Jeudi dernier, un ami m’informe que l’on parle de mon documentaire « Ceci n’est pas un complot » sur la Première (RTBF). J’écoute en différé le podcast de « Les Clés », présenté par Arnaud Ruyssen et je suis surpris : je ne reconnais pas les extraits de mon propre film ! Je réalise alors que l’équipe des « Clés » a fait une erreur, que j’espère involontaire : elle a utilisé la note d’intention[1] qui annonçait le crowdfunding, début octobre 2020, et non des extraits du documentaire, sorti en février 2021.

Je ne renie pas les propos que j’ai tenus dans cette note d’intention, mais ma position avait évolué quand le film est sorti. La colère qui dominait en octobre s’était transformée en indignation. Le commentaire était plus nuancé, j’avais compris combien les médias étaient trompés par leurs sources (j’y reviendrai plus loin). Le discours médiatique avait aussi un peu évolué : la presse se montrait plus critique sur la gestion calamiteuse de la 2ème vague, en continuant néanmoins à croire que le vaccin signifierait un retour à la normale.

Aujourd’hui, quatre ans jour pour jour après la sortie de « Ceci n’est pas un complot », c’est un sentiment de déception et d’impuissance qui me reste : je n’ai pas été entendu par les journalistes.

La série de podcasts « Covid, 5 ans après » donne l’impression que les autorités et la presse tentent de justifier leurs errements. « A l’époque, on ne savait pas » est la phrase qui revient comme un mantra.
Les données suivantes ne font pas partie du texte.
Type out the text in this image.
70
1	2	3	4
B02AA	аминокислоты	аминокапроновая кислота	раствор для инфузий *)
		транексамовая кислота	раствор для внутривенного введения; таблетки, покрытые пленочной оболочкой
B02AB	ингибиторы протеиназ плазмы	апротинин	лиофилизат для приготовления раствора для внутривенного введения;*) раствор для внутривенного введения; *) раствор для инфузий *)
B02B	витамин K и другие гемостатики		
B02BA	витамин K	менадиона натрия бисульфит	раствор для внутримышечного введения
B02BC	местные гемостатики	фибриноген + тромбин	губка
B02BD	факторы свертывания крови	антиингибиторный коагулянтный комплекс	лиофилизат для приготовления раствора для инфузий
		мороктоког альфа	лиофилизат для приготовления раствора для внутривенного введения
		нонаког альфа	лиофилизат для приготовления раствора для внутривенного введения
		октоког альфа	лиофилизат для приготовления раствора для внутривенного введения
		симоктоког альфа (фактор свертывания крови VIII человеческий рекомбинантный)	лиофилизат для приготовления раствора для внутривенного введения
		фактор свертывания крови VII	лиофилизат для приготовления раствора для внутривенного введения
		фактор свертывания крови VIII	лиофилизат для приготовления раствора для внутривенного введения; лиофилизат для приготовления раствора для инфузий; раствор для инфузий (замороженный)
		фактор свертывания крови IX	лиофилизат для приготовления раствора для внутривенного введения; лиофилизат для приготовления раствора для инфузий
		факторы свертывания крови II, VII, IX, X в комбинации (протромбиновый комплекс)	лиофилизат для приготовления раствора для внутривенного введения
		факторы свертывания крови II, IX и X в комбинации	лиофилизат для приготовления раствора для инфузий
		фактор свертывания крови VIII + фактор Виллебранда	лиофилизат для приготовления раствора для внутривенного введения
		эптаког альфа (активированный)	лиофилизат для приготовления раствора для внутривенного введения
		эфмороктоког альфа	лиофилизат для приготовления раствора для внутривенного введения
Mais l’emploi du « on » n’est pas correct. Certains spécialistes savaient, certains soignants alertaient, ils n’ont pas été écoutés. Ils ont au contraire été blacklistés, ridiculisés et parfois poursuivis par ceux qui pensaient être au plus près de « la vérité ».

Arnaud Ruyssen est sans doute le journaliste le plus nuancé de la RTBF, et j’adhère à son propos quand il dit : ce que je regardais aussi énormément durant cette crise, c'est l'humilité des experts, leur capacité à reconnaître que certaines choses, ils ne savaient pas. Je comprends donc mal pourquoi il a laissé son invité Xavier Counasse faire preuve d’une telle assertivité dans l’épisode consacré aux médias. A plusieurs reprises, le journaliste du Soir a martelé : « C’est faux ! » avec un ton péremptoire et définitif. Je voudrais l’inviter à un peu plus de nuances. Pour l’y aider, j’ai décortiqué quelques affirmations entendues dans le podcast « Covid : les médias ont‑ils été suffisamment critiques ? ».

  1. Notons d’emblée que la RTBF annonce la couleur dans l’article[2] de RTBF Actu invitant à écouter le Podcast. On peut lire : pour savoir ce que l’on doit penser du documentaire « Ceci n’est pas un complot » de Bernard Crutzen, écoutez la suite du podcast… La RTBF est‑elle habilitée à nous dire ce que l’on DOIT penser ? Par l’utilisation de ce verbe, elle semble avouer que le libre arbitre est réservé à ses journalistes, en majorité issus de l’Université Libre de Bruxelles, temple autoproclamé du libre arbitre. Est‑ce que nous, lecteurs et auditeurs, devons nécessairement penser comme les journalistes de la télévision publique ?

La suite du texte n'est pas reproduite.